(Washington, D.C.) — Yesterday, a federal court in Washington, DC upheld the validity of a constitutional rights claim against former Secretary of Defense Donald Rumsfeld for his role in the torturing and illegal imprisonment of a U.S. citizen who was working as a translator in Iraq.

The decision was released publicly this morning by the United States District Court for the District of Columbia. The case, John Doe v. Donald Rumsfeld, et al, (No. 08-cv-1902 CKK), is available here.

Out of many suits brought against Rumsfeld over the torture of detainees in Iraq, this is only the second case that has been allowed to proceed. The Government Accountability Project (GAP) is co-counsel in this suit, along with the Chicago-based civil rights law firm Loevy & Loevy (The other case that is proceeding is Donald Vance and Nathan Ertel v.
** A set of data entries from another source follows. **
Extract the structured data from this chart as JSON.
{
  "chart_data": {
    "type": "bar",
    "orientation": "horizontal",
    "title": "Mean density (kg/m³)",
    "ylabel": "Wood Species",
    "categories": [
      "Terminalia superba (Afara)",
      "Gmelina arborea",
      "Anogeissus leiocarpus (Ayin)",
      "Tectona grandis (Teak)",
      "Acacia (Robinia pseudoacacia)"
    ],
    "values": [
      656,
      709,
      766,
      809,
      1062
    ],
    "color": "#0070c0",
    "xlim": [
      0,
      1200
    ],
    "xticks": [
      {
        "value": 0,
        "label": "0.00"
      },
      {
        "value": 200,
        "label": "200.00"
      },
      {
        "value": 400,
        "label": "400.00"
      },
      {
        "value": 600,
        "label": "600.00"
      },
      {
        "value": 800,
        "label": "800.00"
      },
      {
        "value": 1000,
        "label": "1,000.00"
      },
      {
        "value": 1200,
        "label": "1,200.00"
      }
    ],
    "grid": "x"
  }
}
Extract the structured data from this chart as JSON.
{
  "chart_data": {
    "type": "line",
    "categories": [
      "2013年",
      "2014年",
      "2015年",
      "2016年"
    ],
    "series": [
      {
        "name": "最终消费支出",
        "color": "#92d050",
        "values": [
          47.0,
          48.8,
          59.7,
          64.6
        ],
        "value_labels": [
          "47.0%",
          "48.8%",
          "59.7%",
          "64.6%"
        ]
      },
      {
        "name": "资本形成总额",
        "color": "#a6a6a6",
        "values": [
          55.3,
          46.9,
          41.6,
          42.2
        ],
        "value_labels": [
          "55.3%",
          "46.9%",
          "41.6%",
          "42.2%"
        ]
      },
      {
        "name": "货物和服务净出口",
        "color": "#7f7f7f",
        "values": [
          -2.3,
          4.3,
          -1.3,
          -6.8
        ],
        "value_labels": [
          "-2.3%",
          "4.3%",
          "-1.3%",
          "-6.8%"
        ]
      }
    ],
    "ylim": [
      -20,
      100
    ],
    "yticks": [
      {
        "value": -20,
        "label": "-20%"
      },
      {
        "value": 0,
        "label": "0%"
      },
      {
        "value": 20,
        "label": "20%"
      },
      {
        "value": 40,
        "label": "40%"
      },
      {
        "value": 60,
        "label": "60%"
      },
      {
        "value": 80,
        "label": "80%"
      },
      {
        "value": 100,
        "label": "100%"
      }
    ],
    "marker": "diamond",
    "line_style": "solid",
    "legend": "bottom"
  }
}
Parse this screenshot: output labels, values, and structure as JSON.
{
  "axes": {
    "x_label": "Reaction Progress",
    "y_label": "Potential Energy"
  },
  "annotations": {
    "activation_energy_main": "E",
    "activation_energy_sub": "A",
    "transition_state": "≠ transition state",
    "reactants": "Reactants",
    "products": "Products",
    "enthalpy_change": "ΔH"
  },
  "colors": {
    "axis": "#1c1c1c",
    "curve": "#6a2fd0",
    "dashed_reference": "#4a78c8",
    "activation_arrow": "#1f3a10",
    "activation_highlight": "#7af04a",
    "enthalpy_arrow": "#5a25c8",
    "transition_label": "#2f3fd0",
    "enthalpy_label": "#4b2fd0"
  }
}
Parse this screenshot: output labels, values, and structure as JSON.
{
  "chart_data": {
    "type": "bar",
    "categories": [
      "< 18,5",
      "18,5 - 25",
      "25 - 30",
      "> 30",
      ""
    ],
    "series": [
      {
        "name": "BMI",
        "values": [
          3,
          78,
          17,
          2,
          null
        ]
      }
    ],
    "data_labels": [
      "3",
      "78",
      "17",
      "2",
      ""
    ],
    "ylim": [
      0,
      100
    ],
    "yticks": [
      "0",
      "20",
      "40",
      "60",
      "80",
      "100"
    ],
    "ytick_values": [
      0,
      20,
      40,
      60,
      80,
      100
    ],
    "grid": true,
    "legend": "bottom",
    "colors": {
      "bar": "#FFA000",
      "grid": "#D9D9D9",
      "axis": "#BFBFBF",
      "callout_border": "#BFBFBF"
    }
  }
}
Donald Rumsfeld, et al (06 C 6964), which is also being handled by Loevy & Loevy).

“John Doe is acting as a whistleblower for all American contractors working overseas,” stated GAP National Security & Human Rights Director Jesselyn Radack. “This case will prove that Cabinet officials don’t enjoy carte blanche to treat American citizens however they wish.”

“This case affects tens of thousands of American citizens who work on behalf of the United States in warzones,” said Attorney Mike Kanovitz of Loevy & Loevy. “We are relieved that the courts are going to exercise their constitutional role of judicial review instead of giving the President a blank check when it comes to the fundamental rights of U.S. citizens. There is a clear record showing that Mr. Rumsfeld authorized the use of brutal interrogation techniques that violated our nation’s constitution. Like all Americans, my clients just want a level playing field and a fair jury. Now they his going to get that.”

Last year, a federal court in Chicago held in Vance that two American citizens who were also tortured while detained by U.S. forces in Iraq could bring constitutional claims against Rumsfeld. That decision is currently on appeal to the United States Court of Appeals for the Seventh Circuit. A decision is expected soon.


In November 2005, while working as a contract translator in Iraq for the Marine Corps, “Doe,” an American citizen, was taken into custody as he was returning home to the United States on leave. Doe alleges that he was kidnapped by U.S. military personnel and whisked away to Camp Cropper, a U.S. military base in Iraq. As the suit notes,

Plaintiff was not held for the purpose of an investigation or prosecution by any branch or component of the Iraqi government. Nor did United States officials charge him with any crime, nor had he committed any crime. Plaintiff was not told when or if he would ever be able to leave. For months, no one in his family could find out if he was even alive. All they knew was that he had disappeared…. Throughout his detention, Plaintiff was held in torturous conditions of confinement, subjected to threats on his life, and denied an attorney or even access to a legitimate court to challenge the government’s actions.

After being held incommunicado for nine months without charges, Doe was released without explanation or an apology.

In John Doe v. Rumsfeld, the plaintiff was granted anonymity by the court due to fears that his relatives could be subject to retaliation.